Sometimes children move in with their parents at the parent's request. "My dad had had a triple bypass, he was diabetic, and taking care of his wheelchair bound girlfriend," says Bob Balbi. "He was exhausted and physically incapable of handling everything that needed to be done with health care and managing a house. Then his girlfriend ended up in a nursing home and while he was taking care of her, he fell and broke his hip. He asked us to move in with him, and we ended up taking care of him."
The rough spots were frequent, particularly because of the generation gaps. "We had raised our daughter to speak up for herself, and my father wasn't used to that," says Balbi. "He was strict [with her] and in some ways it was very stressful."
Balbi's father later passed on from prostate cancer. "It was really tough on all of us because we had chosen to take care of him at home," he says. "The V.N.A. (visiting nurse's association) helped us to better understand cancer and the stages of the disease."
But in retrospect, Balbi wouldn't have had it any other way. "Although it was a sad experience, it was also a great experience. I was glad to be able to give my dad comfort and peace of mind in his final days. We were lucky, not everyone is."
"Moving back home with the 'rents' has its good and bad qualities," says Cassandra Gutkowski. She moved out to live with a roommate when she was 21, but it didn't work out. "Then I moved in with another friend, who became my boyfriend, and things were good for a while. I really enjoyed being responsible for myself and having a place that I could call home. But then things fell apart." Instead of trying to look for another roomate, Gutkowski decided that it would be cheaper to move home so that she could save money to buy her own home.

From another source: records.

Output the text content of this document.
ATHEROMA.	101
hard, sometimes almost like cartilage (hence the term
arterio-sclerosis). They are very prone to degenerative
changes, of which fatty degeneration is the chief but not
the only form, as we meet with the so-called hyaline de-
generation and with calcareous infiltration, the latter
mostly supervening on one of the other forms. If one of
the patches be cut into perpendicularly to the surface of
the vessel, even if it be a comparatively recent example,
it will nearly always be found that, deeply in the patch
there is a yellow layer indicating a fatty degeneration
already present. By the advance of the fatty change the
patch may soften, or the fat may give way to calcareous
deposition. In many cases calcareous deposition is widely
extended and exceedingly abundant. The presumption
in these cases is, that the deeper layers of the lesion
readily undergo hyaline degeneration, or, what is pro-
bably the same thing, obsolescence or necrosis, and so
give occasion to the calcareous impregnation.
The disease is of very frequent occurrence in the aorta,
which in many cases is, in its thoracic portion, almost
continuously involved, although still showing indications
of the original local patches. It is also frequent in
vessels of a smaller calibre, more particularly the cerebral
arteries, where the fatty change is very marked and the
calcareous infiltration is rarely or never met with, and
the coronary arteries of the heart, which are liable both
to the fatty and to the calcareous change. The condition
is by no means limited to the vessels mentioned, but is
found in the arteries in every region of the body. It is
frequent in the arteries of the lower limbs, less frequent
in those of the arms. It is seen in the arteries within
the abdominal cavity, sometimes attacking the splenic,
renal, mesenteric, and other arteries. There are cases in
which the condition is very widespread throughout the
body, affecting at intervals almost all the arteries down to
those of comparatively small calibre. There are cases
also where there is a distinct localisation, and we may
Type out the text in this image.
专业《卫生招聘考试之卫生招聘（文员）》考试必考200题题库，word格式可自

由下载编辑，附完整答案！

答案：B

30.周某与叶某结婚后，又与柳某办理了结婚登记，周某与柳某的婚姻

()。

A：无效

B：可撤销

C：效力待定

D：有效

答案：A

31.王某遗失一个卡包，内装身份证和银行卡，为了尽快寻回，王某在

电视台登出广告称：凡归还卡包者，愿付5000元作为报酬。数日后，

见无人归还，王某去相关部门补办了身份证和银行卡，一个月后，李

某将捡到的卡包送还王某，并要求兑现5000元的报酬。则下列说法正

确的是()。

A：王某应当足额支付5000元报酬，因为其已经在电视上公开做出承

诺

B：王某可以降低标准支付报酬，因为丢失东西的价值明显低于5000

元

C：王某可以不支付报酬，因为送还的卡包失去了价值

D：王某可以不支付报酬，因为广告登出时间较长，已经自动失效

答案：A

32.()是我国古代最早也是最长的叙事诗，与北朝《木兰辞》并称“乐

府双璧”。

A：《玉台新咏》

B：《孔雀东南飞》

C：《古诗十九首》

On the positive side, Gutkowski is closer to work and there is less of a commute. She also benefits from coming home to home-cooked meals a lot of the time and she's enjoying spending time with the cat she had to leave at home when she moved out. "I am also closer to the friends that I grew up with and have re-kindled some of my old friendships," she says.
Privacy, of course, is an issue. "Even though I am close to my mom and step-dad, the house is a busy one with people coming and going all the time, and the phone never stops ringing," she says. "I also feel like I have to check in with my parents to let them know where I am going and what I am doing."
And even though she hoped to save money, she finds she's spending more. "It's kind of funny because I thought I would be saving more money than I am, but I end up going out a lot more than I did in the old apartment."